It was in the 19th century that travelling European plant geographers became fascinated with the pendulous giant leaves of tropical plants, and over time observed that plant leaves tended to be biggest near the equator and to shrink with increasing latitude. However, the the precise reasons for this phenomenon have remained a conundrum. A new paper published in Science may have an explanation tying the global patterns of leaf size to key climatic drivers.
This latest effort, led by Ian Wright of Macquarie University in New South Wales, has involved analysing the leaf size of 7,670 plant species from 682 areas around the world. By modeling the balance of leaf energy inputs and outputs, the analysis says the key to geographic gradients in leaf size are daytime and nighttime leaf-to-air temperature differences. Variation in leaf size can be explained by the combination of temperature, irradiance and moisture, with viable leaf sizes bounded by the risks from overheating during the day and chilling at night.
Large-leaf species predominate in hot and humid environments, while small-leaf species are the norm in both hot and cold arid conditions as well at high latitudes and elevations. The tropical conditions that sustain large leaves have until now been explained according to established theories based on daytime “leaf energy budgets”.
Larger leaves, being thicker, have slower heat exchange with the surrounding air. That means, all else being equal, they develop larger leaf-to-air temperature differences. Like all leaves, they cool themselves through transpirational water loss. Facing greater risk of heat damage from strong sunlight and higher air temperatures, they thus need more water.
Based on these principles, the established theories have emphasised the disadvantage to larger leaves in hotter, drier, sunnier locales. However, in bad news for the energy-budget theories, studies show average leaf sizes clearly increase with higher average annual temperatures. Another clue for the authors that a more complex theory was needed was the paucity of large-leaved species at cold and high-elevation sites, which pointed to the importance of night-time energy balances.

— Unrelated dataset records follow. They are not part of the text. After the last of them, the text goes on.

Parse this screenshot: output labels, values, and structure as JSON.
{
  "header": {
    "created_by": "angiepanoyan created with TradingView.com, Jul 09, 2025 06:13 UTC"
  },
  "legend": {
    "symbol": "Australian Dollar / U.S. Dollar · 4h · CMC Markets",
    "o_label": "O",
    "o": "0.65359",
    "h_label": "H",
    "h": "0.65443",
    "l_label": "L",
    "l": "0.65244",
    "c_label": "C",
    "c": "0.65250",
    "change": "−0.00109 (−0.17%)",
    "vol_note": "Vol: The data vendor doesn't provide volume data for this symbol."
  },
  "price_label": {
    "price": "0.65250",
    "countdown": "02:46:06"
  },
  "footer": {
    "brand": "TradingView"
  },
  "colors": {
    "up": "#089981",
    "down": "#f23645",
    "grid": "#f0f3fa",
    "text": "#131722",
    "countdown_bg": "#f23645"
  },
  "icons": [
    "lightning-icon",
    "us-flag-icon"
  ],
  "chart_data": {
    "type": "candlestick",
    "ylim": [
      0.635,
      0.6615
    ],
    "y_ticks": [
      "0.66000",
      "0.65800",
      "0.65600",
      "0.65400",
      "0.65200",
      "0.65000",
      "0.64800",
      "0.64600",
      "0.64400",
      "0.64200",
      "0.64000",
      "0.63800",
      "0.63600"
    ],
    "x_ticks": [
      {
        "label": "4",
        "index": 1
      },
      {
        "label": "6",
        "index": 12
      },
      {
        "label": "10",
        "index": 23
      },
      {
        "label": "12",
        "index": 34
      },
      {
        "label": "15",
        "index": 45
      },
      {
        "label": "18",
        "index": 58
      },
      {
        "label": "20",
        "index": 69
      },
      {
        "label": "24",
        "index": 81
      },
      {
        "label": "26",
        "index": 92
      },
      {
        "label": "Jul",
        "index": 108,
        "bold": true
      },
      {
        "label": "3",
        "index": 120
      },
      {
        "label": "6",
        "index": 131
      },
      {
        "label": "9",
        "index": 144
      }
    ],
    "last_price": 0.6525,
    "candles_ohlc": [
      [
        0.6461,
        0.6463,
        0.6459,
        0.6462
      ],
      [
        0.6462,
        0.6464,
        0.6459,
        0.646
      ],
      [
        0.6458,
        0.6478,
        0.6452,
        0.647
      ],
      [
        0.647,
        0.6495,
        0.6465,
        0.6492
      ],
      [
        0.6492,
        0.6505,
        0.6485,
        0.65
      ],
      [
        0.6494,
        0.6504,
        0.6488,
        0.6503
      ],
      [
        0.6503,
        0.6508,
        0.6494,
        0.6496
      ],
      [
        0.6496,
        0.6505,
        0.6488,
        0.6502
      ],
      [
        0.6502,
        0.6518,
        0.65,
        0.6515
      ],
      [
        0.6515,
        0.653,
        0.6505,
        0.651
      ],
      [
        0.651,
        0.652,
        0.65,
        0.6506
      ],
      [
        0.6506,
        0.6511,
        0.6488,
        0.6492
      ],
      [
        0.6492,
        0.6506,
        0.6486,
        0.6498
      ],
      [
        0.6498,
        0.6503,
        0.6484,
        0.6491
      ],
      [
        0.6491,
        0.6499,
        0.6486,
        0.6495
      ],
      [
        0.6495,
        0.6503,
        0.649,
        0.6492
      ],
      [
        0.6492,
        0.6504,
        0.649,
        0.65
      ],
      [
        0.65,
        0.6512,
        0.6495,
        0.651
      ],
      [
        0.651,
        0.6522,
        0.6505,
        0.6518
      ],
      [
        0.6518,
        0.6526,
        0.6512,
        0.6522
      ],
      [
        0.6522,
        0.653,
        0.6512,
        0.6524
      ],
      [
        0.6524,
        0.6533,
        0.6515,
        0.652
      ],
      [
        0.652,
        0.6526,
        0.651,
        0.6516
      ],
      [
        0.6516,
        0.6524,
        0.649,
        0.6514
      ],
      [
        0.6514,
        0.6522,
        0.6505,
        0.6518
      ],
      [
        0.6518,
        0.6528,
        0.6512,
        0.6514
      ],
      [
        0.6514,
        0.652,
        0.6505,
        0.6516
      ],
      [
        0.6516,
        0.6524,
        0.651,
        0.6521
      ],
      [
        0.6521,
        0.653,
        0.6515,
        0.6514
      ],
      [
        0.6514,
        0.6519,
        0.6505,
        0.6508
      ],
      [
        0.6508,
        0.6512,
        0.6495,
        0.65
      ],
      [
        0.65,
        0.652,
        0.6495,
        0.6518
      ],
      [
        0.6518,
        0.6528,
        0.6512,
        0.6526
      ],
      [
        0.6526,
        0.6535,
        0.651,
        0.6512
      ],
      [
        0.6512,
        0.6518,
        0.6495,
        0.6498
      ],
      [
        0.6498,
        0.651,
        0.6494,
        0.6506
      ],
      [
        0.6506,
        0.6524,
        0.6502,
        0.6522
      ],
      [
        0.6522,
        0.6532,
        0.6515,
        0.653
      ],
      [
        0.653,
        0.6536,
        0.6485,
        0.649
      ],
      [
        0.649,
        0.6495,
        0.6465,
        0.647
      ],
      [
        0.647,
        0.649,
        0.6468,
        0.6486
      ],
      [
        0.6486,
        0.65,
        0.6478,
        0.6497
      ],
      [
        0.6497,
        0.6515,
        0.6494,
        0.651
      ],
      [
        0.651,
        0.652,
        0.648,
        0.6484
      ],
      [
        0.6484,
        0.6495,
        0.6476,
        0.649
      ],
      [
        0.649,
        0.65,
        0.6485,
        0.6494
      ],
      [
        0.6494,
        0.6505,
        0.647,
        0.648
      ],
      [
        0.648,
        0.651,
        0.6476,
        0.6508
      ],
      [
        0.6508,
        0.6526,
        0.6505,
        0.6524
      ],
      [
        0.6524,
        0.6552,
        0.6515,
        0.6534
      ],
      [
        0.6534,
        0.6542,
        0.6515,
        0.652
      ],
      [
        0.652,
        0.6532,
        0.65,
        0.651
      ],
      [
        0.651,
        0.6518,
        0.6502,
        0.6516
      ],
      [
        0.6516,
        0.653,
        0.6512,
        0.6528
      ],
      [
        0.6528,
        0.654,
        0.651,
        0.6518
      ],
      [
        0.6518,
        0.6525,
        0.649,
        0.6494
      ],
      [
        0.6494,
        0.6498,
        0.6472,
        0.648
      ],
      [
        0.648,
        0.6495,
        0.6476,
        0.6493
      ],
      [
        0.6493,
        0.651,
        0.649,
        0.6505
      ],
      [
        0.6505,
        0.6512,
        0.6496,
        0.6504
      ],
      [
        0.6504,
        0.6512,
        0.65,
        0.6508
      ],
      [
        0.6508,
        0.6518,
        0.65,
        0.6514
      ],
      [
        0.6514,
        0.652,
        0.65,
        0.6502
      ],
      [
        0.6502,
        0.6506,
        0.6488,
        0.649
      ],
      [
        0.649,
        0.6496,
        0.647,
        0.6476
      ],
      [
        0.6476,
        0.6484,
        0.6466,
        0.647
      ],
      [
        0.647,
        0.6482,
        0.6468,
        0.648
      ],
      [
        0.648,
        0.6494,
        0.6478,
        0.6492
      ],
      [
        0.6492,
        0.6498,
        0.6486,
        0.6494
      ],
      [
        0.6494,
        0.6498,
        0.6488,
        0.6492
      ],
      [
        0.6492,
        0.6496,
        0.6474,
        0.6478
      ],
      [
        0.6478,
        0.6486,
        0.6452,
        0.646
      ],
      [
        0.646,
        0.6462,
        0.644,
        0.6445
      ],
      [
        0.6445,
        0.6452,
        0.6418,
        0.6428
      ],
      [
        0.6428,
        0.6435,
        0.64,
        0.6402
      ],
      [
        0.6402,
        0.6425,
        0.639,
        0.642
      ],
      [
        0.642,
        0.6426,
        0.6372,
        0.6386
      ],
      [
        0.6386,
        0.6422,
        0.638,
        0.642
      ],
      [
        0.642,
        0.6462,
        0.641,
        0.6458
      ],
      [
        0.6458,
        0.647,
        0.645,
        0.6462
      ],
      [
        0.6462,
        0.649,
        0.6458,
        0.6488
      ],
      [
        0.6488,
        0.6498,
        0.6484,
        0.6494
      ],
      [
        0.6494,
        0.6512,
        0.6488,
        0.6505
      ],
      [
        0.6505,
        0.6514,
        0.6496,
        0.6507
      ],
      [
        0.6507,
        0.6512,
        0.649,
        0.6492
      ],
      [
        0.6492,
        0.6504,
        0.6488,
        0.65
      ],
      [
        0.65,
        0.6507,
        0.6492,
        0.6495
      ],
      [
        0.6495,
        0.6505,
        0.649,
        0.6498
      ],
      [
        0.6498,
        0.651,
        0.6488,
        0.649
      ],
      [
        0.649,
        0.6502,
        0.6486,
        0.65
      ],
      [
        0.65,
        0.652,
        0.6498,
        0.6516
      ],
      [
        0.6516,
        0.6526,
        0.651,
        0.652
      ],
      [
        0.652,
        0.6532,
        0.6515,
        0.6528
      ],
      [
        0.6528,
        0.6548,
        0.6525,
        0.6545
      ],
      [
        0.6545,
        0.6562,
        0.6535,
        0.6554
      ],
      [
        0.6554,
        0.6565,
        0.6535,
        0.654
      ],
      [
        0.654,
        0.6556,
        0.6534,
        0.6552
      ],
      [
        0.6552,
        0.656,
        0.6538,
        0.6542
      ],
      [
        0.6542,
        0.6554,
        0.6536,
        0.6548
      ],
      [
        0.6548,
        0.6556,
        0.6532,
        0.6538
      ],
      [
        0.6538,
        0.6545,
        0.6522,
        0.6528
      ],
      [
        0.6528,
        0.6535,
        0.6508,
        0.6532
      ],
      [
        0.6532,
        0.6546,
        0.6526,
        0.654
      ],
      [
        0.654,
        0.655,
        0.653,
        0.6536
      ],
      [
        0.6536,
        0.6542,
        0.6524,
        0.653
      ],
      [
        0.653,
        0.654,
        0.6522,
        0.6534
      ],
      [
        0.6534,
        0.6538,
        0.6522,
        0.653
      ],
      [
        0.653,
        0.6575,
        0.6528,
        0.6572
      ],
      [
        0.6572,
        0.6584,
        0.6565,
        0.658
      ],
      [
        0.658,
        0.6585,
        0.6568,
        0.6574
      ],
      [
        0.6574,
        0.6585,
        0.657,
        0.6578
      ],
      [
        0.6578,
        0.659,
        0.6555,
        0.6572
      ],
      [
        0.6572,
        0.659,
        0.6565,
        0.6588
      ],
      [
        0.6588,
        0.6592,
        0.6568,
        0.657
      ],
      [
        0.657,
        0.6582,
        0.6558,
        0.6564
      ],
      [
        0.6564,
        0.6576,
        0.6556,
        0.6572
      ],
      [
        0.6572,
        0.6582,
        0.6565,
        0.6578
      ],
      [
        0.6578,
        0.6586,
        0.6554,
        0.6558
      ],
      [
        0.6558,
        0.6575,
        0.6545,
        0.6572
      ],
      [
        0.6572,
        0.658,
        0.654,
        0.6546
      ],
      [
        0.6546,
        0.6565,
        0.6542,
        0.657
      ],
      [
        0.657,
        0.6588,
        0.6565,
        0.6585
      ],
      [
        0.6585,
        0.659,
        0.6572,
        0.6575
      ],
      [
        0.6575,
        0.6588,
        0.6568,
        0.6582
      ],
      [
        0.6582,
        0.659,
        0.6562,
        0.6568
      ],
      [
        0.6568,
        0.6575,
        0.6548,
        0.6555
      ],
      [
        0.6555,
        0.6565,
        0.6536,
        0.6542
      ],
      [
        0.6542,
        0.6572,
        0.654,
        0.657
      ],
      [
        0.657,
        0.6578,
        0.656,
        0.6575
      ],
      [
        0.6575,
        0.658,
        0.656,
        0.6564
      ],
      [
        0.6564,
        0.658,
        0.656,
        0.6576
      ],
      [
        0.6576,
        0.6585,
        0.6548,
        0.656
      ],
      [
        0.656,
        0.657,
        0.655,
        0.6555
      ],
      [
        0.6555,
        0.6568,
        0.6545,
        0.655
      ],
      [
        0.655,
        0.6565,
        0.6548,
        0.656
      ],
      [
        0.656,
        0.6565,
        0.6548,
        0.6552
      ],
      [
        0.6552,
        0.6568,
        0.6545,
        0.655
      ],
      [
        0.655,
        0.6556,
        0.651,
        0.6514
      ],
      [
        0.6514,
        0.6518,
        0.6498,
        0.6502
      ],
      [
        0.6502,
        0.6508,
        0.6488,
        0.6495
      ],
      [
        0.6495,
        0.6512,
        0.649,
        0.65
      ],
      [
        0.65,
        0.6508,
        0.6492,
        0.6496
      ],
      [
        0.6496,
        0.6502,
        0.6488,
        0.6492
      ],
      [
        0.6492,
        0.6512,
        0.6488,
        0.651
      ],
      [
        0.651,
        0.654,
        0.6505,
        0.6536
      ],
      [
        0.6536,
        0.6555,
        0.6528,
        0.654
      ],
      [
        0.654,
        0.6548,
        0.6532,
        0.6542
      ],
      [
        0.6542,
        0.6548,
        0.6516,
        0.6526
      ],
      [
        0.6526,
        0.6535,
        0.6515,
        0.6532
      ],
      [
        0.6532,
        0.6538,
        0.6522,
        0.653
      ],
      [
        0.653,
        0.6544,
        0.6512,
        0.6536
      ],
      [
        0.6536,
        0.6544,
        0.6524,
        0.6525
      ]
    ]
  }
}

The new paper generalises its results in a global map showing geographic trends in maximum leaf size. Maximum leaf sizes are particularly small in warm deserts and in cold regions at high altitude, though for different reasons.
In arid areas, the researchers argue, daytime temperatures place an upper boundary on leaf size because the rapid transpiration needed to avert heat damage is impossible with a limited water supply. In areas with intermediate moisture, daytime constraints appear more limiting between the latitudes of ~20° S and 20° N, but outside this zone night-time constraints dominate.

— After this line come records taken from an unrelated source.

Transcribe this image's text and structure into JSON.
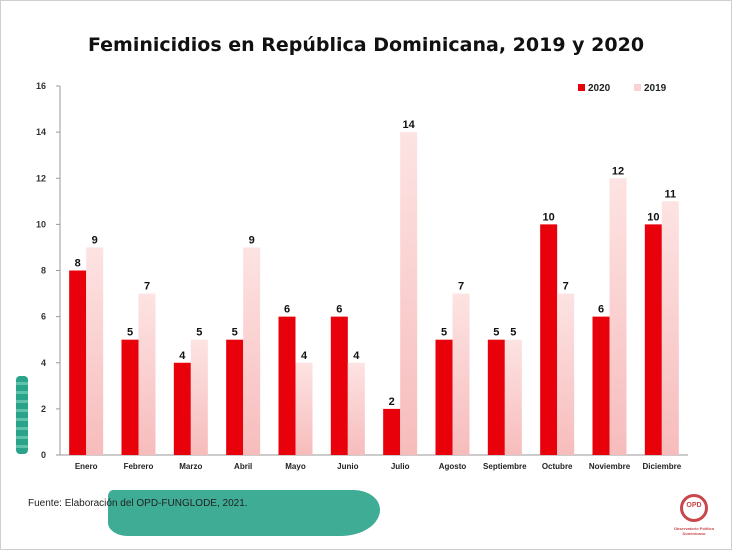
{
  "chart_data": {
    "type": "bar",
    "title": "Feminicidios en República Dominicana, 2019 y 2020",
    "categories": [
      "Enero",
      "Febrero",
      "Marzo",
      "Abril",
      "Mayo",
      "Junio",
      "Julio",
      "Agosto",
      "Septiembre",
      "Octubre",
      "Noviembre",
      "Diciembre"
    ],
    "series": [
      {
        "name": "2020",
        "color": "#e8000b",
        "values": [
          8,
          5,
          4,
          5,
          6,
          6,
          2,
          5,
          5,
          10,
          6,
          10
        ]
      },
      {
        "name": "2019",
        "color": "#f9c9c9",
        "values": [
          9,
          7,
          5,
          9,
          4,
          4,
          14,
          7,
          5,
          7,
          12,
          11
        ]
      }
    ],
    "ylim": [
      0,
      16
    ],
    "yticks": [
      0,
      2,
      4,
      6,
      8,
      10,
      12,
      14,
      16
    ],
    "grid": false,
    "legend": "top-right"
  },
  "source_text": "Fuente: Elaboración del OPD-FUNGLODE, 2021.",
  "logo": {
    "text": "OPD",
    "caption": "Observatorio Político Dominicano"
  }
}
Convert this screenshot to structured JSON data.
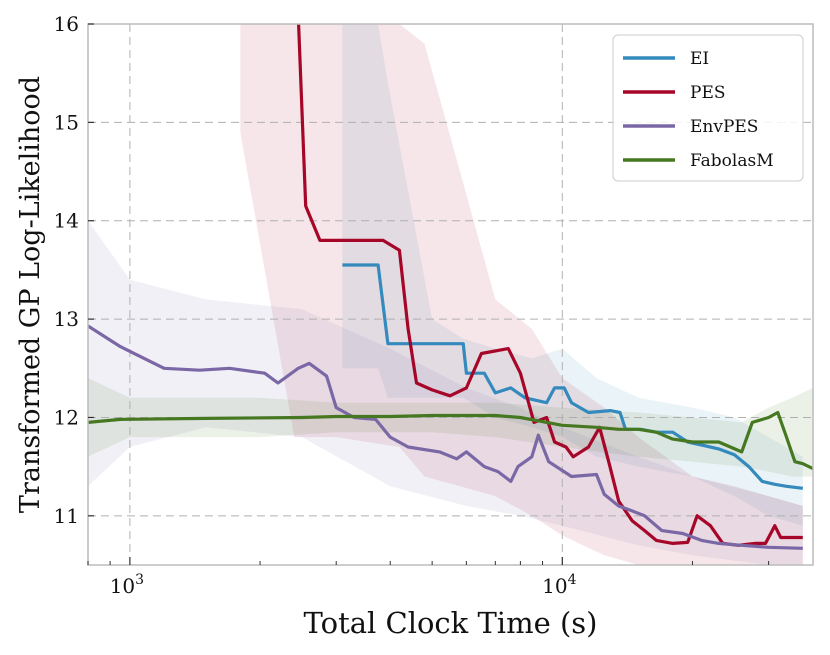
{
  "chart_data": {
    "type": "line",
    "xscale": "log",
    "xlim": [
      800,
      38000
    ],
    "ylim": [
      10.5,
      16
    ],
    "xlabel": "Total Clock Time (s)",
    "ylabel": "Transformed GP Log-Likelihood",
    "x_ticks": [
      {
        "value": 1000,
        "base": "10",
        "exp": "3"
      },
      {
        "value": 10000,
        "base": "10",
        "exp": "4"
      }
    ],
    "y_ticks": [
      {
        "value": 11,
        "label": "11"
      },
      {
        "value": 12,
        "label": "12"
      },
      {
        "value": 13,
        "label": "13"
      },
      {
        "value": 14,
        "label": "14"
      },
      {
        "value": 15,
        "label": "15"
      },
      {
        "value": 16,
        "label": "16"
      }
    ],
    "grid": true,
    "legend_position": "top-right",
    "series": [
      {
        "name": "EI",
        "color": "#348ABD",
        "points": [
          [
            3100,
            13.55
          ],
          [
            3750,
            13.55
          ],
          [
            3950,
            12.75
          ],
          [
            5900,
            12.75
          ],
          [
            6000,
            12.45
          ],
          [
            6600,
            12.45
          ],
          [
            7000,
            12.25
          ],
          [
            7600,
            12.3
          ],
          [
            8200,
            12.2
          ],
          [
            9200,
            12.15
          ],
          [
            9600,
            12.3
          ],
          [
            10100,
            12.3
          ],
          [
            10500,
            12.15
          ],
          [
            11500,
            12.05
          ],
          [
            12900,
            12.07
          ],
          [
            13600,
            12.05
          ],
          [
            14000,
            11.88
          ],
          [
            15200,
            11.88
          ],
          [
            16500,
            11.85
          ],
          [
            18000,
            11.85
          ],
          [
            19500,
            11.75
          ],
          [
            21000,
            11.72
          ],
          [
            23000,
            11.68
          ],
          [
            25000,
            11.62
          ],
          [
            27000,
            11.5
          ],
          [
            29000,
            11.35
          ],
          [
            31000,
            11.32
          ],
          [
            33000,
            11.3
          ],
          [
            36000,
            11.28
          ]
        ],
        "band": [
          [
            3100,
            12.5,
            16.1
          ],
          [
            3750,
            12.5,
            16.1
          ],
          [
            3950,
            12.2,
            15.4
          ],
          [
            5000,
            12.2,
            13.0
          ],
          [
            5900,
            12.2,
            12.8
          ],
          [
            7000,
            12.0,
            12.7
          ],
          [
            8500,
            11.9,
            12.6
          ],
          [
            10000,
            11.8,
            12.7
          ],
          [
            12000,
            11.6,
            12.4
          ],
          [
            15000,
            11.5,
            12.2
          ],
          [
            20000,
            11.4,
            12.1
          ],
          [
            25000,
            11.2,
            12.0
          ],
          [
            30000,
            11.0,
            11.8
          ],
          [
            36000,
            10.9,
            11.6
          ]
        ]
      },
      {
        "name": "PES",
        "color": "#A60628",
        "points": [
          [
            2450,
            16.1
          ],
          [
            2550,
            14.15
          ],
          [
            2750,
            13.8
          ],
          [
            3850,
            13.8
          ],
          [
            4200,
            13.7
          ],
          [
            4400,
            12.9
          ],
          [
            4600,
            12.35
          ],
          [
            5000,
            12.28
          ],
          [
            5500,
            12.22
          ],
          [
            6000,
            12.3
          ],
          [
            6500,
            12.65
          ],
          [
            7500,
            12.7
          ],
          [
            8000,
            12.45
          ],
          [
            8600,
            11.95
          ],
          [
            9200,
            12.0
          ],
          [
            9600,
            11.75
          ],
          [
            10200,
            11.7
          ],
          [
            10600,
            11.6
          ],
          [
            11500,
            11.7
          ],
          [
            12200,
            11.9
          ],
          [
            12800,
            11.55
          ],
          [
            13500,
            11.15
          ],
          [
            14500,
            10.95
          ],
          [
            15500,
            10.85
          ],
          [
            16500,
            10.75
          ],
          [
            18000,
            10.72
          ],
          [
            19500,
            10.73
          ],
          [
            20500,
            11.0
          ],
          [
            22000,
            10.9
          ],
          [
            23500,
            10.72
          ],
          [
            25500,
            10.7
          ],
          [
            28000,
            10.72
          ],
          [
            29500,
            10.72
          ],
          [
            31000,
            10.9
          ],
          [
            32000,
            10.78
          ],
          [
            36000,
            10.78
          ]
        ],
        "band": [
          [
            1800,
            14.9,
            16.1
          ],
          [
            2400,
            11.8,
            16.1
          ],
          [
            3000,
            11.8,
            16.1
          ],
          [
            4200,
            11.7,
            16.0
          ],
          [
            4800,
            11.4,
            15.8
          ],
          [
            5800,
            11.3,
            14.5
          ],
          [
            7000,
            11.2,
            13.2
          ],
          [
            8500,
            11.0,
            12.9
          ],
          [
            10000,
            10.8,
            12.4
          ],
          [
            12500,
            10.6,
            12.1
          ],
          [
            15000,
            10.5,
            11.8
          ],
          [
            20000,
            10.5,
            11.4
          ],
          [
            25000,
            10.5,
            11.3
          ],
          [
            30000,
            10.5,
            11.2
          ],
          [
            36000,
            10.5,
            11.1
          ]
        ]
      },
      {
        "name": "EnvPES",
        "color": "#7A68A6",
        "points": [
          [
            800,
            12.93
          ],
          [
            950,
            12.72
          ],
          [
            1200,
            12.5
          ],
          [
            1450,
            12.48
          ],
          [
            1700,
            12.5
          ],
          [
            2050,
            12.45
          ],
          [
            2200,
            12.35
          ],
          [
            2450,
            12.5
          ],
          [
            2600,
            12.55
          ],
          [
            2850,
            12.42
          ],
          [
            3000,
            12.1
          ],
          [
            3300,
            12.0
          ],
          [
            3700,
            11.98
          ],
          [
            4000,
            11.8
          ],
          [
            4400,
            11.7
          ],
          [
            5200,
            11.65
          ],
          [
            5700,
            11.58
          ],
          [
            6000,
            11.65
          ],
          [
            6600,
            11.5
          ],
          [
            7100,
            11.45
          ],
          [
            7600,
            11.35
          ],
          [
            7900,
            11.5
          ],
          [
            8500,
            11.6
          ],
          [
            8800,
            11.82
          ],
          [
            9300,
            11.55
          ],
          [
            10500,
            11.4
          ],
          [
            12000,
            11.42
          ],
          [
            12500,
            11.22
          ],
          [
            13500,
            11.1
          ],
          [
            14500,
            11.05
          ],
          [
            15500,
            11.0
          ],
          [
            17000,
            10.85
          ],
          [
            19000,
            10.82
          ],
          [
            21000,
            10.75
          ],
          [
            23000,
            10.72
          ],
          [
            26000,
            10.7
          ],
          [
            30000,
            10.68
          ],
          [
            36000,
            10.67
          ]
        ],
        "band": [
          [
            800,
            11.3,
            14.0
          ],
          [
            1000,
            11.7,
            13.4
          ],
          [
            1500,
            11.9,
            13.2
          ],
          [
            2500,
            11.8,
            13.1
          ],
          [
            4000,
            11.3,
            12.7
          ],
          [
            6000,
            11.1,
            12.3
          ],
          [
            8000,
            11.0,
            12.1
          ],
          [
            10000,
            10.9,
            11.9
          ],
          [
            15000,
            10.7,
            11.6
          ],
          [
            20000,
            10.6,
            11.4
          ],
          [
            30000,
            10.5,
            11.2
          ],
          [
            36000,
            10.5,
            11.1
          ]
        ]
      },
      {
        "name": "FabolasM",
        "color": "#467821",
        "points": [
          [
            800,
            11.95
          ],
          [
            950,
            11.98
          ],
          [
            1500,
            11.99
          ],
          [
            2500,
            12.0
          ],
          [
            3000,
            12.01
          ],
          [
            4000,
            12.01
          ],
          [
            5000,
            12.02
          ],
          [
            6200,
            12.02
          ],
          [
            7000,
            12.02
          ],
          [
            8000,
            12.0
          ],
          [
            10000,
            11.92
          ],
          [
            12000,
            11.9
          ],
          [
            13500,
            11.88
          ],
          [
            15000,
            11.88
          ],
          [
            16500,
            11.85
          ],
          [
            18000,
            11.78
          ],
          [
            20000,
            11.75
          ],
          [
            23000,
            11.75
          ],
          [
            26000,
            11.65
          ],
          [
            27500,
            11.95
          ],
          [
            30000,
            12.0
          ],
          [
            31500,
            12.05
          ],
          [
            33000,
            11.8
          ],
          [
            34500,
            11.55
          ],
          [
            36000,
            11.53
          ],
          [
            38000,
            11.48
          ]
        ],
        "band": [
          [
            800,
            11.6,
            12.4
          ],
          [
            1000,
            11.8,
            12.2
          ],
          [
            2000,
            11.8,
            12.2
          ],
          [
            3000,
            11.85,
            12.15
          ],
          [
            5000,
            11.85,
            12.15
          ],
          [
            7000,
            11.8,
            12.15
          ],
          [
            10000,
            11.7,
            12.1
          ],
          [
            15000,
            11.6,
            12.05
          ],
          [
            20000,
            11.55,
            12.0
          ],
          [
            26000,
            11.5,
            11.95
          ],
          [
            30000,
            11.45,
            12.1
          ],
          [
            34000,
            11.4,
            12.2
          ],
          [
            38000,
            11.4,
            12.3
          ]
        ]
      }
    ]
  }
}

In wet climates, there is plenty of water for effective daytime transpirational cooling so night-time constraints determine leaf size. In the tropics where it is always warm and wet, the researchers suggest there may be no thermal constraint on leaf size. Instead, other constraints may come into play, such as biomechanical limits on how big a leaf the plant can physically support or pump liquids through.
So what is the advantage of growing leaves as large as possible? “This is not well understood,” the authors say, though they suggest two possible explanations.
First, having fewer, larger leaves could be more efficient in terms of the amount of branch and twig required to support a given amount of leaf mass. Second, the wider leaf-to-air temperature differences possible for larger leaves may make photosynthesis more efficient, as the leaves would heat up to temperatures for photosynthesis more quickly on cool mornings. Those wider leaf-to-air temperature differences may also allow larger leaves to operate at temperatures substantially lower than the surrounding air in hot and sunny conditions.
By providing a quantitative explanation for the latitudinal variation in leaf sizes Wright and his colleagues hope their contribution will aid climate reconstructions from the deep past using leaf fossils, as well as enriching future vegetation models that predict the consequences of future climate change.